Soap operas and programmes like Long Lost Family make it difficult to approach reunion on an equal footing. The former portray adoptees as stray and feral, and usually after money, the latter show adoptees in isolation, with their family and friends conveniently airbrushed away. It is so much more complex.

Action point: Listen to adoptees talk about the realities of reunion. Support organisations such as PAC-UK who offer support around reunion.

10. Because the system is broken

Too many young adoptees have birth parents who have experience of the Care system. It’s unacceptable that these traumatised young people are not given the right support and instead go on to have traumatised children themselves. Birth parents are not "other", we are all connected.

Action points: Push for support for birth parents, including parents living without their children, and champion amazing organisations like The Open Nest and Movement for An Adoption Apology.

So there you have it, a starter for ten on why I am so flippin’ angry. No, it’s not the healthiest of emotions but it’s a damn sight healthier than shame.

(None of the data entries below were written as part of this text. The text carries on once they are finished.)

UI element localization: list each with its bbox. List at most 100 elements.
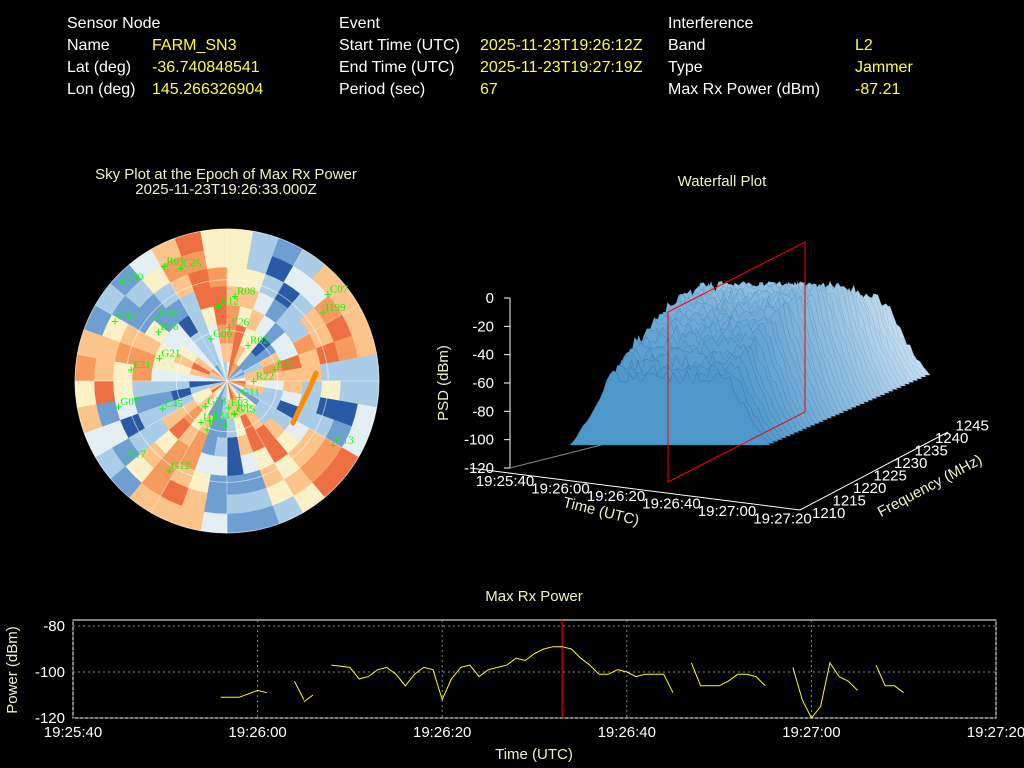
skyplot-cell	[181, 249, 208, 275]
skyplot-cell	[220, 399, 228, 420]
satellite-label: G15	[237, 404, 256, 416]
waterfall-slice	[680, 281, 882, 397]
waterfall-frequency-axis-label: Frequency (MHz)	[875, 451, 985, 520]
waterfall-frequency-tick-label: 1240	[935, 430, 968, 447]
start-time-label: Start Time (UTC)	[339, 37, 460, 54]
skyplot-azimuth-spoke	[95, 304, 228, 382]
skyplot-cell	[226, 368, 244, 382]
skyplot-cell	[262, 387, 284, 401]
skyplot-cell	[287, 293, 315, 321]
waterfall-z-tick-label: -40	[472, 347, 494, 364]
satellite-label: G07	[120, 396, 139, 408]
skyplot-cell	[206, 474, 228, 496]
skyplot-cell	[223, 380, 228, 401]
skyplot-elevation-ring	[175, 329, 279, 433]
skyplot-cell	[357, 354, 380, 382]
skyplot-cell	[160, 479, 189, 507]
skyplot-cell	[238, 392, 257, 411]
skyplot-cell	[150, 495, 182, 525]
skyplot-cell	[298, 393, 321, 414]
skyplot-cell	[174, 231, 205, 257]
skyplot-cell	[220, 342, 228, 363]
power-plot-frame	[72, 619, 997, 719]
satellite-marker: +	[159, 401, 167, 416]
skyplot-cell	[341, 426, 371, 458]
skyplot-cell	[203, 247, 228, 270]
skyplot-cell	[226, 364, 240, 382]
skyplot-cell	[139, 441, 167, 469]
skyplot-cell	[173, 352, 195, 369]
waterfall-time-tick-label: 19:27:00	[698, 503, 756, 520]
waterfall-time-tick-label: 19:26:40	[642, 496, 700, 513]
skyplot-jammer-track	[290, 370, 319, 426]
satellite-label: C25	[183, 257, 202, 269]
skyplot-cell	[190, 361, 211, 375]
power-series-line	[331, 646, 674, 702]
skyplot-cell	[308, 413, 335, 439]
skyplot-cell	[333, 335, 359, 362]
skyplot-cell	[239, 327, 256, 349]
satellite-marker: +	[161, 259, 169, 274]
skyplot-cell	[299, 278, 330, 309]
skyplot-cell	[177, 344, 199, 363]
waterfall-slice	[692, 283, 894, 392]
skyplot-cell	[124, 278, 155, 309]
skyplot-cell	[131, 364, 153, 382]
power-y-axis-label: Power (dBm)	[4, 626, 21, 714]
skyplot-cell	[95, 282, 126, 315]
skyplot-cell	[188, 309, 208, 332]
skyplot-cell	[259, 393, 281, 410]
skyplot-cell	[246, 487, 273, 513]
power-x-tick-label: 19:25:40	[44, 724, 102, 741]
skyplot-cell	[328, 447, 359, 480]
skyplot-cell	[168, 417, 191, 440]
skyplot-cell	[226, 380, 247, 388]
satellite-label: G21	[161, 347, 180, 359]
band-label: Band	[668, 37, 706, 54]
waterfall-slice	[676, 280, 878, 399]
satellite-label: G14	[209, 419, 228, 431]
satellite-label: R02	[250, 335, 268, 347]
skyplot-cell	[272, 237, 304, 267]
satellite-label: R12	[220, 295, 238, 307]
skyplot-cell	[114, 397, 139, 421]
skyplot-cell	[226, 342, 234, 363]
satellite-label: E26	[231, 316, 249, 328]
skyplot-cell	[182, 405, 203, 426]
power-series-line	[792, 661, 858, 719]
skyplot-cell	[213, 436, 228, 458]
waterfall-surface	[569, 280, 931, 446]
skyplot-cell	[226, 247, 251, 270]
waterfall-slice	[610, 316, 812, 428]
satellite-marker: +	[153, 310, 161, 325]
skyplot-cell	[313, 295, 343, 325]
skyplot-cell	[262, 361, 284, 375]
skyplot-cell	[301, 364, 323, 382]
skyplot-cell	[110, 264, 142, 296]
skyplot-cell	[194, 452, 215, 475]
max-rx-power-label: Max Rx Power (dBm)	[668, 81, 821, 98]
period-value: 67	[480, 81, 498, 98]
skyplot-cell	[351, 328, 377, 359]
power-y-tick-label: -120	[35, 710, 65, 727]
skyplot-cell	[244, 384, 265, 395]
power-series-line	[690, 662, 766, 687]
skyplot-cell	[165, 438, 190, 464]
skyplot-cell	[214, 380, 228, 398]
name-label: Name	[67, 37, 110, 54]
waterfall-slice	[569, 369, 771, 446]
satellite-marker: +	[231, 288, 239, 303]
waterfall-time-axis	[469, 467, 801, 511]
satellite-marker: +	[155, 324, 163, 339]
satellite-marker: +	[165, 463, 173, 478]
skyplot-cell	[193, 390, 213, 406]
waterfall-slice	[635, 293, 836, 417]
skyplot-cell	[190, 331, 209, 353]
skyplot-cell	[249, 505, 280, 531]
waterfall-epoch-plane	[667, 241, 806, 483]
waterfall-time-tick-label: 19:26:20	[587, 488, 645, 505]
satellite-marker: +	[156, 350, 164, 365]
skyplot-cell	[325, 419, 353, 448]
skyplot-azimuth-spoke	[226, 304, 359, 382]
skyplot-cell	[131, 380, 153, 398]
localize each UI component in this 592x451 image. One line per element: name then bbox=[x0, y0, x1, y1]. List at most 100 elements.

For disclosure I am an older adoptee, so when I talk about the established narrative, it's the "babies are blank slates" mentality of the 1970s; this is sometimes referred to as the 'Baby Scoop' era in America and Canada. I have close experience of the current UK adoption process including the advances in understanding of trauma and attachment, and the trend towards more open adoptions, with some level of (usually indirect) contact. 

*I acknowledge many first mothers from the closed adoption era did not give their permission freely.